Metall-Magazin Nr. 8/80
Frankfurt a/M
am 16. April 1980
von Reimar Oltmanns

Rüdiger hat es sich ausgerechnet: 512mal schließt er während seiner Arbeitszeit mit 64 Einzelschlüssel Räume auf und wieder zu, öffnet mit dem Vierkantschlüssel verriegelte Toiletten - und das Tag für Tag von 2 Uhr mittags bis 10 Uhr abends, Monat für Monat, Jahr für Jahr.

Auch wenn seine athletische Gestalt auf manchen Angst einflößend wirken könne, so fürchtet Rüdiger sich doch seit Jahren insgeheim davor, "ein Messer oder eine Kugel in den Rücken zu bekommen". Seine "Wach- und Schließgesellschaft" hat ihn nämlich mit einem besonders delikaten Objekt betraut. Der 1.600 Quadratmeter große Neubau, in dem er seine Rundgänge macht, ist mit all den architektonischen Raffinessen der Neuzeit ausgestattet. Die Wände in der Halle, einst in grau, haben etwas von der früheren Kälte verloren. Realistische Maler pinselten überlebensgroße Menschen auf die Leerflächen, eben handfeste Menschen mit Charakterköpfen, konsequenten Blicken und stählernen Mienen. Im verqualmten Raum nebenan gibt's Limonade, Bier und kleine Snack's, aber nur "auf Selbstbedienung".

KEIN ZU HAUSE

Der Stallgeruch drängt sich dort unverwechselbar auf. Es riecht nach altem Bahnhof. In der Billard- und Kickerecke stehen Leute, die seit eh und je kein Zuhause mehr haben oder sich nur bei den rollenden Kugeln heimisch fühlen.
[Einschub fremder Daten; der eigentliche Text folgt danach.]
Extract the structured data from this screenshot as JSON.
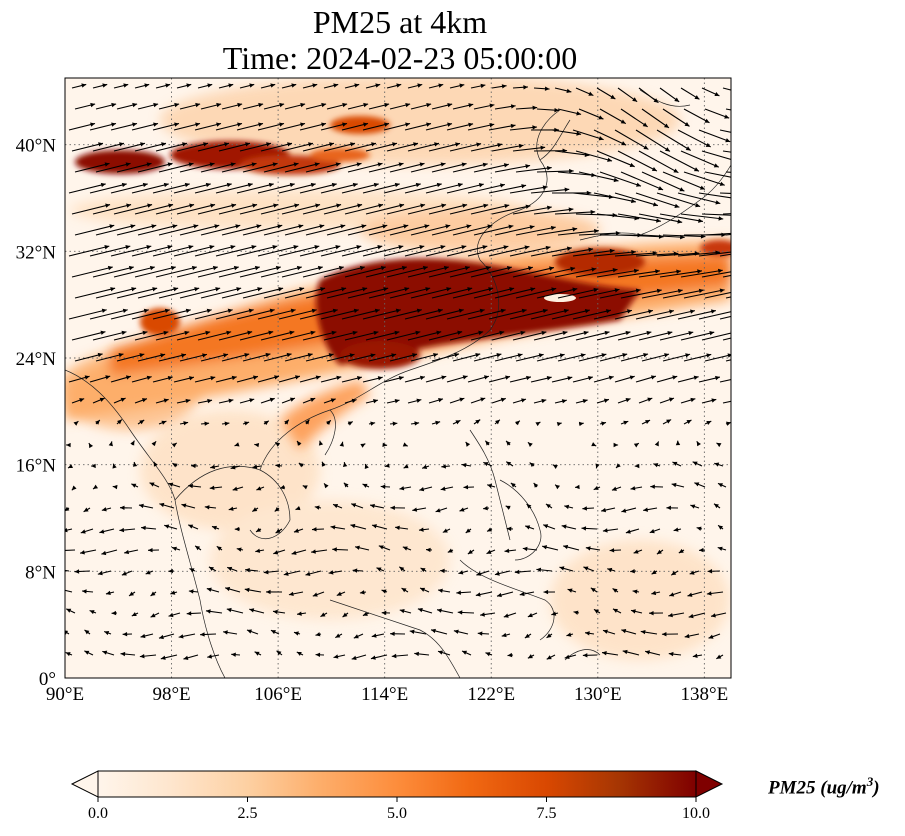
{
  "title": {
    "line1": "PM25 at 4km",
    "line2": "Time: 2024-02-23 05:00:00"
  },
  "map": {
    "lon_range": [
      90,
      140
    ],
    "lat_range": [
      0,
      45
    ],
    "lon_ticks": [
      {
        "value": 90,
        "label": "90°E"
      },
      {
        "value": 98,
        "label": "98°E"
      },
      {
        "value": 106,
        "label": "106°E"
      },
      {
        "value": 114,
        "label": "114°E"
      },
      {
        "value": 122,
        "label": "122°E"
      },
      {
        "value": 130,
        "label": "130°E"
      },
      {
        "value": 138,
        "label": "138°E"
      }
    ],
    "lat_ticks": [
      {
        "value": 0,
        "label": "0°"
      },
      {
        "value": 8,
        "label": "8°N"
      },
      {
        "value": 16,
        "label": "16°N"
      },
      {
        "value": 24,
        "label": "24°N"
      },
      {
        "value": 32,
        "label": "32°N"
      },
      {
        "value": 40,
        "label": "40°N"
      }
    ],
    "gridlines": true,
    "wind_vectors": true,
    "background_color": "#fff5eb"
  },
  "colorbar": {
    "min": 0.0,
    "max": 10.0,
    "extend": "both",
    "ticks": [
      "0.0",
      "2.5",
      "5.0",
      "7.5",
      "10.0"
    ],
    "label": "PM25 (ug/m",
    "label_sup": "3",
    "label_close": ")",
    "colormap": [
      "#fff5eb",
      "#fee6ce",
      "#fdd0a2",
      "#fdae6b",
      "#fd8d3c",
      "#f16913",
      "#d94801",
      "#a63603",
      "#7f0000"
    ]
  }
}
Bierfahnen, südlicher Haschgestank, Schweiß, Parfüm, Toilettenmief, Zigarettenqualm - inein-ander übergehende Gerüche, die oft undefinierbar sind. Vor der Treppe zum ersten Stock liegen ein paar Leute auf dem Boden, die im Volksmund Penner genannt, die "Schließer" Rüdiger oft genug wegscheucht, die sich dennoch wieder einnisten, hartnäckig wie sie sind. In der ersten Etage gibt es Kinoprogramme, ein Teestübchen mit weichen Polstersesseln, Ruhe und Leseräume.

KINDER-FRÜHRENTNER

Schauplätze, die Rüdiger im Auge behalten muss. Wenn er seinen Neubau kurz nach 22 Uhr schließt, räumt er mit seinen Kollegen den gröbsten Dreck beiseite: leere Kornflaschen, Bierdosen in Hülle und Fülle, abgebissene und zertretene Brote, aber auch zerdepperte Waschbecken. Überbleibsel eines Tages, die Rüdiger nicht der Putzkolonne überlässt. Sie würde sich in den frühen Morgenstunden strikt weigern, in solch einem wüsten Chaos sauber zu machen. Tatsächlich verbirgt sich hinter Rüdigers Wach und Schließgesellschaft das Bezirksamt Spandau, hinter dem Neubau das Jugendfreizeitheim "Gelse" im Falkenhagener Feld; der Schließer Rüdiger fungiert als Heimleiter, und die Jugendlichen, die hier verkehren, sind schon längst auf ihrer Endstation angekommen.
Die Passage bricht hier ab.